Home School In The Woods Publishing is well-known for its hands-on, activity-based history curriculum. We have used some of their Lap-Paks in the past, so we were hoping we'd be able to review one of their Project Passport World History Studies with the Crew. Hooray for us! We were selected to review Project Passport World History Study: The Middle Ages.
What it is and How it Works:Project Passports are digital world history studies that you can either purchase as a digital download or on a cd-rom. Each study takes a hands-on, activity approach to exploring history, and is designed for third through eighth grade students. The files contain all the information you need to teach your children in the Guide Book, as well as all the files and illustrations you need to create the different projects. There is a lot of printing involved, so you will need frequent access to a computer and printer.

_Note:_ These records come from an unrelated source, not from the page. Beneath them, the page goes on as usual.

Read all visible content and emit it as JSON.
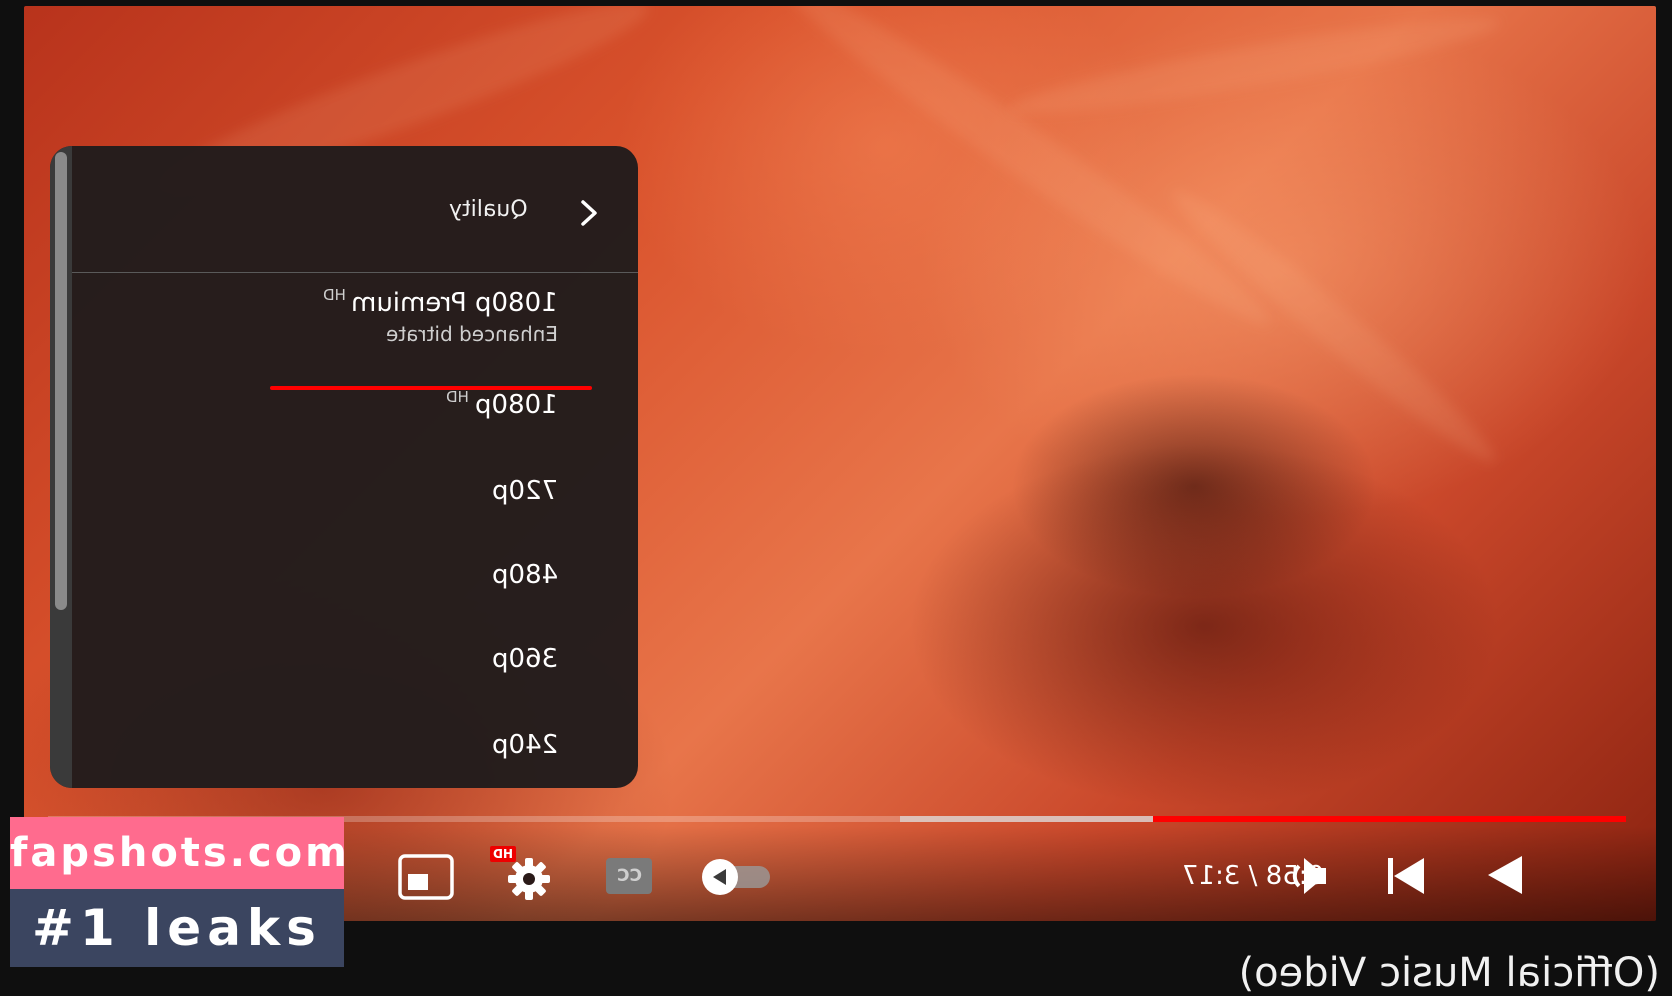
{
  "menu": {
    "title": "Quality",
    "items": [
      {
        "label": "1080p Premium",
        "badge": "HD",
        "sublabel": "Enhanced bitrate",
        "selected": true
      },
      {
        "label": "1080p",
        "badge": "HD"
      },
      {
        "label": "720p"
      },
      {
        "label": "480p"
      },
      {
        "label": "360p"
      },
      {
        "label": "240p"
      }
    ]
  },
  "controls": {
    "time_text": "0:58 / 3:17",
    "settings_badge": "HD",
    "cc_label": "CC",
    "autoplay_on": false,
    "icons": [
      "play-icon",
      "next-icon",
      "volume-icon",
      "autoplay-toggle",
      "cc-icon",
      "settings-gear-icon",
      "miniplayer-icon"
    ]
  },
  "progress": {
    "played_fraction": 0.3,
    "buffered_fraction": 0.46
  },
  "watermark": {
    "line1": "fapshots.com",
    "line2": "#1 leaks"
  },
  "below_video_title": "(Official Music Video)"
}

The Middle Ages study from Project Passport includes 25 stops (lessons) that you can take at your own pace. I wouldn't recommend trying to tackle one stop per day, as that would be a very rushed pace and I think you'd have to skip some activities to go through it in 5 weeks. If you went through it with 2 stops per week, you'd take 12.5 weeks and have a very thorough study with a relaxed pace as you work through the projects. This video from Home School In The Woods answers some helpful questions about Project Passports.
Our experience:We received the download version of The Middle Ages' Project Passport ($33.95 for individual family use). It is also available on a CD-rom for $34.95, and there are options for school or co-op use at a different price. I was able to download the zip file at home, even though we have rural internet. The "start" file opens an html document in Firefox. From there, as I click on different links, it opens up pdf files in firefox for me to view or print. I haven't had any issues maneuvering through the curriculum or printing the pdf files.
Speaking of printing, Project Passport studies require a lot of printing. Stops 1-5 ranged from 5 files to 60 files per stop - with a total of 107 files in those 5 lessons.So right after you download your zip file, you need to go buy more toner, more white paper, some colored paper, and probably some colored cardstock. Then you can either sit down and spend a day or two printing the entire study at once (one pdf file at a time) or you can just plan to tackle it for an hour each weekend, or a couple hours every two weeks.
The first two files at each stop are the Guide Book Text and the Travel Itinerary. The Guide Book includes the information you'll be learning about, and is the portion that I read aloud to my daughter. We printed it and placed it in my large notebook, as well. The Travel Itinerary are the instructions on how to print the project files for that stop, and how to use them. You need to pay close attention to the printing instructions. Some items are printed back-to-back, some on colored paper, some on card stock, some on white paper. I had to re-print a few items and I messed up my timeline (printing it on white paper instead of colored card stock.) I also cut our suitcase out wrong for the Travelogue.
We decided to take things slowly this summer and just do one stop per week. We read the Guide Book and then worked on the activities throughout the week. If it were the school year, we'd probably move faster or add in supplemental books to fill the week better. There are additional resources listed in the files to help with that.
Most of our activities in stops 1-5 involved coloring, then cutting and pasting items into our scrapbook of sights, or writing articles for the newspaper. My daughter doesn't like writing very much, so those assignments take longer than they should, with lots of guidance and encouragement from me. At stop 4, we listened to the first Audio Tour, which we enjoyed. It was about ten minutes long, which was a good length to cover the material without losing focus. We also had the opportunity to create a medieval wardrobe, but we didn't actually do those activities. We just talked about the clothing of the time. My 4th grade daughter enjoyed the 5 stops that we made, though my 6th grade son wasn't as excited about coloring and cutting out the different pictures for the timeline.
ElCloud Thoughts:The Project Passport studies are perfect for third through eighth grade kids. The lessons have short reading assignments and lots of projects to help the material sink in. For homeschool families who live in states that require a portfolio of work, the Project Passport provides an excellent record of what they've studied, including writing assignments (short paragraphs) that require them to process the information and re-state it in their own words.
However, there is a lot of preparation required for these studies. The printing and preparing of different projects means Mom has to read ahead and plan ahead. You can't just pick it up and go. There are also crafts which require purchasing materials ahead of time, (for instance making the medieval wardrobe), unless you happen to have a large stash of craft supplies already. For me, and my larger family, I struggle with these types of studies. I can manage it better when it's a lapbook where we can do it in a shorter time-frame and it's mostly getting printed on plain white paper, then cut out and assembled. But I don't do well with a curriculum that has ongoing, weekly projects like this. It's just not my strength.
If you love hands-on, project-based learning ... and you have time to prepare each week ... then the Project Passport Middle Ages study is wonderful! Project Passports are also a fun option for schooling through the summer! They're affordably-priced, re-usable within the same family, and great for the kinesthetic and visual learners.